Kichijoji Travel Blog› entry 14 of 32 › view all entries
October 13th, 2007 – by: hellokiel
When we first arrived, we wanted to try this ramen shop that we had heard so much about. Not knowing the name or the location of the shop, we dropped in the koban (police box) next to the station and asked the officers if they knew about 'Kichijoji no yuumei ramen-ya', or the famous ramen shop in Kichijoji.
The ramen shop is located below street level and could easily be overlooked by any passerby. I guess it's one of those places that you have to know about or that you stumble upon accidently. Needless to say, there was a small line at the door which is always a good sign for a restaurant in my book. We waited no longer than 5 minutes before we were seated. The warm wooden decor was complemented by the friendly wait-staff who call out a hearty 'irasshaimase' (welcome) as you enter. For being such a small place on the outside, it was surprisingly spacious on the inside, even though every table and all the spots at the bar were filled with lively customers of all ages.
After a delicious, filling, and cheap (the average price for a bowl was about 700 yen) meal, we wandered around Kichijoji, exploring its many alleys and streets lined with shops. The main drag is known as Sun Road, a covered pedestrian street that is lined with stores.
If you take some of the side alleys that branch off from Sun Road you'll find a nice variety of bars and restaurants as well as Pachinko parlors. Kichijoji is also a hot spot for jazz clubs. 'Sometime' looks to be the best of the ones I've seen. While we didn't check it out this time, I already know I'll be returning to Kichijoji just to check out this bar in particular. Again, located below street level, the jazz club offers live acts every night of the week starting around 7pm.

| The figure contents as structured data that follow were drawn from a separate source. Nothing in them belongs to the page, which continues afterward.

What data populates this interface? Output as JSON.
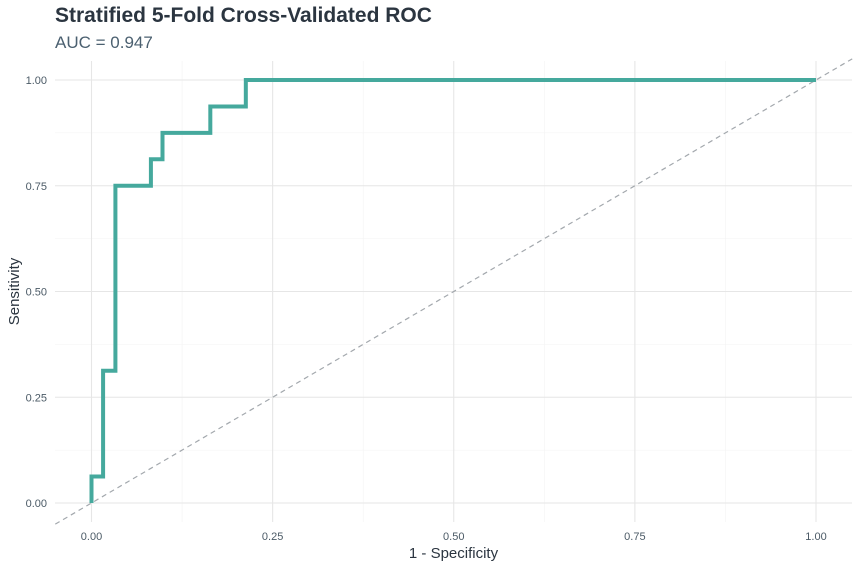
{
  "chart_data": {
    "type": "line",
    "title": "Stratified 5-Fold Cross-Validated ROC",
    "subtitle": "AUC = 0.947",
    "xlabel": "1 - Specificity",
    "ylabel": "Sensitivity",
    "xlim": [
      0,
      1
    ],
    "ylim": [
      0,
      1
    ],
    "x_ticks": [
      0,
      0.25,
      0.5,
      0.75,
      1
    ],
    "y_ticks": [
      0,
      0.25,
      0.5,
      0.75,
      1
    ],
    "x_tick_labels": [
      "0.00",
      "0.25",
      "0.50",
      "0.75",
      "1.00"
    ],
    "y_tick_labels": [
      "0.00",
      "0.25",
      "0.50",
      "0.75",
      "1.00"
    ],
    "grid": true,
    "series": [
      {
        "color": "#45a99d",
        "step": true,
        "x": [
          0.0,
          0.0,
          0.016,
          0.016,
          0.033,
          0.033,
          0.082,
          0.082,
          0.098,
          0.098,
          0.164,
          0.164,
          0.213,
          0.213,
          1.0
        ],
        "y": [
          0.0,
          0.0625,
          0.0625,
          0.3125,
          0.3125,
          0.75,
          0.75,
          0.8125,
          0.8125,
          0.875,
          0.875,
          0.9375,
          0.9375,
          1.0,
          1.0
        ]
      }
    ],
    "reference_line": {
      "color": "#a3a8ad",
      "dashed": true,
      "x": [
        -0.05,
        1.05
      ],
      "y": [
        -0.05,
        1.05
      ]
    }
  }
}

After shopping, we decided to stop in and try our luck at the Pachinko parlors. The blaring noise and madness of bright flashing lights is an experience in itself. Although we did come out empty handed and smelling like an ashtray, we left with a little more knowledge of how this side of Japanese culture works. It was fun.
We continued walking down an alley when we suddenly found ourselves at the back of a fairly long line that was forming in the middle of the road. The line was to a steakhouse that happened to also serve katsu to-go. We were intrigued, and being the sucker that I am for lines at a restaurant, decided to buy in.
Kichijoji is not so hip that there's no room for a bit of traditional Japanese religion to sneak its way in. Scattered throughout the neighborhood are various Shinto shrines that offer a bit of sanctuary from the consumer rush. We wandered through a few and paid our respects to the various Shinto gods.
I think my favorite spot of Kichijoji is a little bit further away from the crowds of Sun Road. If you head a little bit further east and cross Koen-dori, you find yourself in a much quieter and more relaxed shopping district that has a distinctly artsy feel to it.
After I bought a key chain for my cellphone at a small shop specializing in artwork by local artists, we turned around and headed back toward the station. We happened upon a flea market where vendors were selling memorabilia, so we decided to take a look. Surprisingly, most of the items being sold were toy relics of the past, but a past that seemed distinctly American. McDonald's toys, Disney figurines, and Barbies were piled upon table tops as curious crowds meandered among the tents. I was instantly hit with a strange nostalgia that seemed remnant of a past that I may not actually have experienced, if that makes any sense.
Tired but not quite ready to head back, we sat down in a coffee shop 'Choco-Cafe' for tea and pastries. At three stories high, there were plenty of seats that offered a quiet break from our shopping adventures. I had a chai latte that was way different from any chai latte in the States. This one tasted much more like tea rather than sweet, spiced milk.
A bit tired from a busy afternoon, we finally made our way back to the train station and headed home. It was a successful exploration of a cool town on the outskirts of Tokyo. I know I'll be spending more time there in the future, but this was definitely a great introduction.